The centerpiece of the show, ...Of the North (2001) is comprised of a grid stack of
nine Sony Trinitron monitors, with each screen projecting variations of a computer-
generated sphere. The images evoke macro and microscopic crystalline forms, steep
canyons, ocean surf, or clouds on a planet's surface. With constant kinetic
permutations, the orbs appear to variously rotate on axes, turn inside out, or spin
slowly in space. The imagery is paradoxically digital and organic, yet clearly
referencing natural phenomena. As Richard Tobin noted,
For all the visual draw of these stunning images, the result is more than
mesmerizing. Steina succeeds in transforming the electronic moving image into video
metaphor. It is almost immaterial whether viewers' thoughts turn to global warming,
the Kyoto Accords, or the first time they peered through a telescope. What is
material is the act of thinking: the movement from passive response to active
reflection. ( see http://www.vasulka.org )

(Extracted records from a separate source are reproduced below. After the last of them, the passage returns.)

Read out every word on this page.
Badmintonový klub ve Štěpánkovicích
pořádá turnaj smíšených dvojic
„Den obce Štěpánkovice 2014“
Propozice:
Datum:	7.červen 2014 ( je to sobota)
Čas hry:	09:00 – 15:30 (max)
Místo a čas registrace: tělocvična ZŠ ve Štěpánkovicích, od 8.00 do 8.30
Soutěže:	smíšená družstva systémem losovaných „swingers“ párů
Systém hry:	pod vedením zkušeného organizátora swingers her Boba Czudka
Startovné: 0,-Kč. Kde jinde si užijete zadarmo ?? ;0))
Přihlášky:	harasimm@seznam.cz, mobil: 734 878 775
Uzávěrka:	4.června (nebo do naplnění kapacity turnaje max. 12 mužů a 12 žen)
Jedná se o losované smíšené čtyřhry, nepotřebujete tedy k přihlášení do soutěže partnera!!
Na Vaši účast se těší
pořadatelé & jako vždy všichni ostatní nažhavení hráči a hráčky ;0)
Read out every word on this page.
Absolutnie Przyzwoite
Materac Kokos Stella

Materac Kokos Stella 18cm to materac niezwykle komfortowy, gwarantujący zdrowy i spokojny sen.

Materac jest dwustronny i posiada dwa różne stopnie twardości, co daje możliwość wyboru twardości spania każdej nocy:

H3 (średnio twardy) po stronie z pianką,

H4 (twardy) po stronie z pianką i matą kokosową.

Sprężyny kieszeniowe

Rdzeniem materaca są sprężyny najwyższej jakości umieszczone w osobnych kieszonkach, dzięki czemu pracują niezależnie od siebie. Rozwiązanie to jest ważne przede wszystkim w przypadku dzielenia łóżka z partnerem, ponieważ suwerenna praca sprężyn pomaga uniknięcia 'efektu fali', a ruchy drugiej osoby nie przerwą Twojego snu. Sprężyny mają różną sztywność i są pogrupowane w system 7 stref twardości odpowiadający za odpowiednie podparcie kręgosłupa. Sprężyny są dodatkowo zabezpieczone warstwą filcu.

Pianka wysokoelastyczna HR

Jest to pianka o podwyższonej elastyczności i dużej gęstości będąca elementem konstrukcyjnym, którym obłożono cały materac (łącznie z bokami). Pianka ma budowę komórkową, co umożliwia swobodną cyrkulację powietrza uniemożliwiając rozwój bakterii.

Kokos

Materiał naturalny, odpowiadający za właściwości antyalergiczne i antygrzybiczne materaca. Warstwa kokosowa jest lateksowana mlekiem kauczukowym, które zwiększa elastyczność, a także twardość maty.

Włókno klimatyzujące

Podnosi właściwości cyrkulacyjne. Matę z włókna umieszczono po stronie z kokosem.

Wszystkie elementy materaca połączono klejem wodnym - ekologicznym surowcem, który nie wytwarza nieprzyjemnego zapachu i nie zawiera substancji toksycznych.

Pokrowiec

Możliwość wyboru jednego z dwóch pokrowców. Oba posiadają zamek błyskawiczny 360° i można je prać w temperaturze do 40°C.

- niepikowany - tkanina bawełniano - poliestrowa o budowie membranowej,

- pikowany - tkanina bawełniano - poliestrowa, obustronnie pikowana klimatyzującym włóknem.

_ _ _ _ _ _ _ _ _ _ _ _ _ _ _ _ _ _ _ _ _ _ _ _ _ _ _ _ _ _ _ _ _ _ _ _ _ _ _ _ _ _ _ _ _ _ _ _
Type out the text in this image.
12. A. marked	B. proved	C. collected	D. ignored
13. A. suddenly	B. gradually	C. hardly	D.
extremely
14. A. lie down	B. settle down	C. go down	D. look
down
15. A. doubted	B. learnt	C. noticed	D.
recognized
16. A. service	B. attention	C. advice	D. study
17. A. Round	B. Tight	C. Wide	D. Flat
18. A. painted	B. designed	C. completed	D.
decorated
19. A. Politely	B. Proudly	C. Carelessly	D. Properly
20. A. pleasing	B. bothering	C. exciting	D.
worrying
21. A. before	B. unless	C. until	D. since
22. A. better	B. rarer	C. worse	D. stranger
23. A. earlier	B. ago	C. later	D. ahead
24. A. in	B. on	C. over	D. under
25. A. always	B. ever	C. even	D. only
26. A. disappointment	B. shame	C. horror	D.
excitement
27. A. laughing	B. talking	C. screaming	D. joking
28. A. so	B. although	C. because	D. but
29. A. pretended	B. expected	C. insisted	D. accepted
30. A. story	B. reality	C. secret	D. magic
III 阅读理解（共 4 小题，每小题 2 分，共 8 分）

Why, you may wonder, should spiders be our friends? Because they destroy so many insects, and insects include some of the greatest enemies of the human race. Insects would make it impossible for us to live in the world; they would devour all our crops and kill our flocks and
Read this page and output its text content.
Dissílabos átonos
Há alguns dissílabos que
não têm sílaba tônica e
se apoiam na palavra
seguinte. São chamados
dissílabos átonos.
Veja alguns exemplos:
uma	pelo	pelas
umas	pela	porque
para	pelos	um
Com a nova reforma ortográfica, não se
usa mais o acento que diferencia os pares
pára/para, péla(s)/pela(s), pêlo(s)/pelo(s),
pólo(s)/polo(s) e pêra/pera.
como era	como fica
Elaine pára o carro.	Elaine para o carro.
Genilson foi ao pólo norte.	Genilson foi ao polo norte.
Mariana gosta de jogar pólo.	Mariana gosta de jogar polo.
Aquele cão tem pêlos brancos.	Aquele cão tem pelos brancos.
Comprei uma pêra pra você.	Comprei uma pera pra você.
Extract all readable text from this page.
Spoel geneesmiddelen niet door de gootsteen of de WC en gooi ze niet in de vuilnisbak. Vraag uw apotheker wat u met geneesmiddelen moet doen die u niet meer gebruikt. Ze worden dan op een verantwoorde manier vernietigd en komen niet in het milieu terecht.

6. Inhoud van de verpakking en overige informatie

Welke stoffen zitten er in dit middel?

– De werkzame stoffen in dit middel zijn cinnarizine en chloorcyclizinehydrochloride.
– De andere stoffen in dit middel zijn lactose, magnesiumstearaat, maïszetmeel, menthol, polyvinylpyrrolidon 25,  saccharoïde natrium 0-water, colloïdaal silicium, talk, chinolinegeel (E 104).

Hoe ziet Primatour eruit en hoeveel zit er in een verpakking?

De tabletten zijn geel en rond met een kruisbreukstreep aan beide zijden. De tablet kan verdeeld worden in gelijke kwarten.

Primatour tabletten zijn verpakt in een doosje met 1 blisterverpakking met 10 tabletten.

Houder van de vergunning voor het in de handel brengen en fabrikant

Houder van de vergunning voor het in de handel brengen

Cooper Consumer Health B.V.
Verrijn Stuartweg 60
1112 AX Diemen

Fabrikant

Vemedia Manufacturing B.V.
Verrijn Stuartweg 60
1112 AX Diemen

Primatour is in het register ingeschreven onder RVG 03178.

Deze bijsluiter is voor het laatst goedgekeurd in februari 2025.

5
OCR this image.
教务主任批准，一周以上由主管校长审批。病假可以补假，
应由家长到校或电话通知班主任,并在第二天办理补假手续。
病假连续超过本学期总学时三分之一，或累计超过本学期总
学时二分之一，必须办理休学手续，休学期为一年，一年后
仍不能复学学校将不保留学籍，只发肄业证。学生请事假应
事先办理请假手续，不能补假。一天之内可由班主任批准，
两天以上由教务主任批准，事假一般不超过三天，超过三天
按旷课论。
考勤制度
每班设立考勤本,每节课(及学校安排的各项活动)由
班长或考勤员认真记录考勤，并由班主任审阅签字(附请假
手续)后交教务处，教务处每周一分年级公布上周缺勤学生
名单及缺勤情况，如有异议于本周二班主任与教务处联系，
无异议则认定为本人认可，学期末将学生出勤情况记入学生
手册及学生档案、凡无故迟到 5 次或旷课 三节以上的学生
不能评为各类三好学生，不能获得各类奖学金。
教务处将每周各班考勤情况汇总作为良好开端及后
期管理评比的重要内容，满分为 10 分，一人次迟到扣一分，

"Trevor" (1999-2000), a single-screen video, focuses on the head of a singer in a
recording studio. His abstract vocals mesh with the expressive alteration of his
visage, which takes on a highly distorted, Francis
Bacon-like aspect.
Steina has exhibited globally for twenty-five years including at the Icelandic
Pavilion of the 1997 Venice Biennale. She collaborated for many years with Woody
Vasulka, with whom she co-founded The Kitchen in New York in 1971.